Knowledge at Wharton: What are the types of benefits Chinese companies offer their employees (such as health care, life insurance, sick days, maternity leave, free course tuition) and how many companies offer these? What is the likelihood more companies will offer benefits as a way to attract talent?


Liu: Benefits have assumed increasing importance in attracting key employees. Traditional state-owned enterprises in China have always done a great job in this area. Currently, what they need to do is to make the huge expenditure of benefits more effective.


Foreign enterprises with a history in China of less than 20 years have a younger staff structure than state-owned ones. Employees’ enthusiasm for benefits varies according to age. The younger the employee the more cash-hungry [he or she is]. But as employees in foreign enterprises gradually grow into their mid 30s and 40s, their focus shifts to pensions, medical care, insurance and quality of life.


Companies in China use benefits not only for the purpose of attracting and retaining talent, but also as a tax treatment tool. The Chinese government requires all companies in China to pay for three kinds of insurance and a certain amount of housing for their employees — known locally as “four funds”. But now they are far from meeting employees’ demand for benefits. Companies growing fast with high performance find that the offering of “four funds” is not competitive enough in the market. They have considered adding other choices, like supplemental medical care covering families, or a supplemental housing subsidy. Besides those, some companies offer to pay for the education of employees’ children and their own further education. Some go even further, providing a benefit package menu for employees to select from on their own. More and more benefit offerings have been invented.  


The development of benefit offerings in China is very similar to that of other countries. First it is used to attract talent, then to retain it….Companies must be creative in benefit offerings so as to meet demands from employees of different ages.


In China, housing subsidies are very important. Companies must consider supplements in addition to the compulsive “four funds”.


Knowledge at Wharton: On the whole, what advice would you give to companies in China that want to be better employers?


Liu: First of all, I hope their top management team will take talent strategy seriously. China is experiencing a transition from a manufacturing economy to a service economy whose competitive edge is people. Management should understand that employees are the core advantage of a company in a service economy.

Second, the HR function of a company should develop HR management tools, processes and programs based on understanding the company’s consolidated business strategy and thus its people requirements.

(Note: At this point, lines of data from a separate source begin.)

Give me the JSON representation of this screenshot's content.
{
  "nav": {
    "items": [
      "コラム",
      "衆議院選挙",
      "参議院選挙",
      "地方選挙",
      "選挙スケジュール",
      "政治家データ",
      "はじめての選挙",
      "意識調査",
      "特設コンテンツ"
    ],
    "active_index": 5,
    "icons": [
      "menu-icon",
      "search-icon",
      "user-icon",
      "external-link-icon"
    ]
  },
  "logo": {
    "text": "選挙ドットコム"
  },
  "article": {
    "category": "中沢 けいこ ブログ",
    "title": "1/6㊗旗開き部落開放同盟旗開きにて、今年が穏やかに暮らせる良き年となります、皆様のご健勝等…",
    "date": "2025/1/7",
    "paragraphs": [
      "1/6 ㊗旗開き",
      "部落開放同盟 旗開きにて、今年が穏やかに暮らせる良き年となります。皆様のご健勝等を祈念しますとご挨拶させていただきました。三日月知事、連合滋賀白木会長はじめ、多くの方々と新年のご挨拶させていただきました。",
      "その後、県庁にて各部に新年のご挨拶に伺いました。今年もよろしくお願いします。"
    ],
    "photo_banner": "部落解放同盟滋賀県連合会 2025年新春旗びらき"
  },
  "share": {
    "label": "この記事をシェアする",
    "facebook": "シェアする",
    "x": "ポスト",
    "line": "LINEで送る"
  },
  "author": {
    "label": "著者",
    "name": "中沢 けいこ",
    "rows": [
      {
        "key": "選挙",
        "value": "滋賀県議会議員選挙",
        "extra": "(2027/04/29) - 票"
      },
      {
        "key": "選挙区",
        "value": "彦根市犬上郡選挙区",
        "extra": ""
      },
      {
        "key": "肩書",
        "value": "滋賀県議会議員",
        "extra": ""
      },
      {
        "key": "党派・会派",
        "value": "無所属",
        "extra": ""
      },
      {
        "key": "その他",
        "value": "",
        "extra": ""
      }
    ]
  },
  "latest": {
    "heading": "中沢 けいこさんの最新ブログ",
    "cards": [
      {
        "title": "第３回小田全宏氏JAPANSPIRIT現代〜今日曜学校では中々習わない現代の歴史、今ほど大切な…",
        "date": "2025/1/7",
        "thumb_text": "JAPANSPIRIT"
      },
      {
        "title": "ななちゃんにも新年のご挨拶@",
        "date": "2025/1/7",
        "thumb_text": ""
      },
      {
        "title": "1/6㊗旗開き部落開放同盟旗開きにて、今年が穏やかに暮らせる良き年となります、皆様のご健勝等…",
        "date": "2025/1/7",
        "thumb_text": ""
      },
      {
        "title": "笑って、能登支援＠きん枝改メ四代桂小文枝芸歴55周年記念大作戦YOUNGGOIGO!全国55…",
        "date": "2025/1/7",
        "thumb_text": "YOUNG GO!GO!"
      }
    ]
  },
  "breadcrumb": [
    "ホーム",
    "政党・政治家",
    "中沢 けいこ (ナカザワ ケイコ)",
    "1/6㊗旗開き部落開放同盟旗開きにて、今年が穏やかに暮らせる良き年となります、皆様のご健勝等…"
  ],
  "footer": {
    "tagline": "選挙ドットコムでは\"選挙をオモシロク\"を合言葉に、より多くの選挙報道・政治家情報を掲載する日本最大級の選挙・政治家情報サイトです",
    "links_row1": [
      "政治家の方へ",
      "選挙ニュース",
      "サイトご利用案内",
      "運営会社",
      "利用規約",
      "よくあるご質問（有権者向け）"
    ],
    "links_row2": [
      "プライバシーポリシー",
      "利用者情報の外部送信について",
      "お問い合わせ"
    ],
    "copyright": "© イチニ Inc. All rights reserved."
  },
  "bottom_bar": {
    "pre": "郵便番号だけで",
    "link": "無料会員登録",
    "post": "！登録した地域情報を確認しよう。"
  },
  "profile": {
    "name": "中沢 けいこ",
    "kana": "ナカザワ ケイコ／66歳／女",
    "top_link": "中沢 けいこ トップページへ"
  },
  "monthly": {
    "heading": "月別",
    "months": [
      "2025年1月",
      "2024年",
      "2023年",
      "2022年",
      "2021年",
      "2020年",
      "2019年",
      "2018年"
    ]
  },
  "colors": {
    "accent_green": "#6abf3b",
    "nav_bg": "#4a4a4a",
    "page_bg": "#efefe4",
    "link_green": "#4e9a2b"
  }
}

Third, an employer ought to make it clear to employees where the company is going by using good communication tools. It must make employees feel they are cared about and it must align their career development with the company’s strategy. Meanwhile, proper mechanisms must be in place to ensure that the right people are in the right position and get the right compensation.


In a nutshell, it takes great attention from the top management team to be the best employer. The HR strategy must be in alignment with the overall strategy of the company and it must be carried out. Our study suggests that a good strategy is very important, yet the execution of that strategy is more important.


Many companies’ problems lie in execution. To be successful, the management team must be stable, persistent and committed to long-term execution. [At the same time], we need to understand that in such a volatile and competition-packed market, many companies have to consider their clients first, which leaves them little time to focus on the employees’ engagement issue.


It’s very difficult to put your employee engagement issue among the top three priorities of your working agenda all the time. But once you stick to it, it will pay off.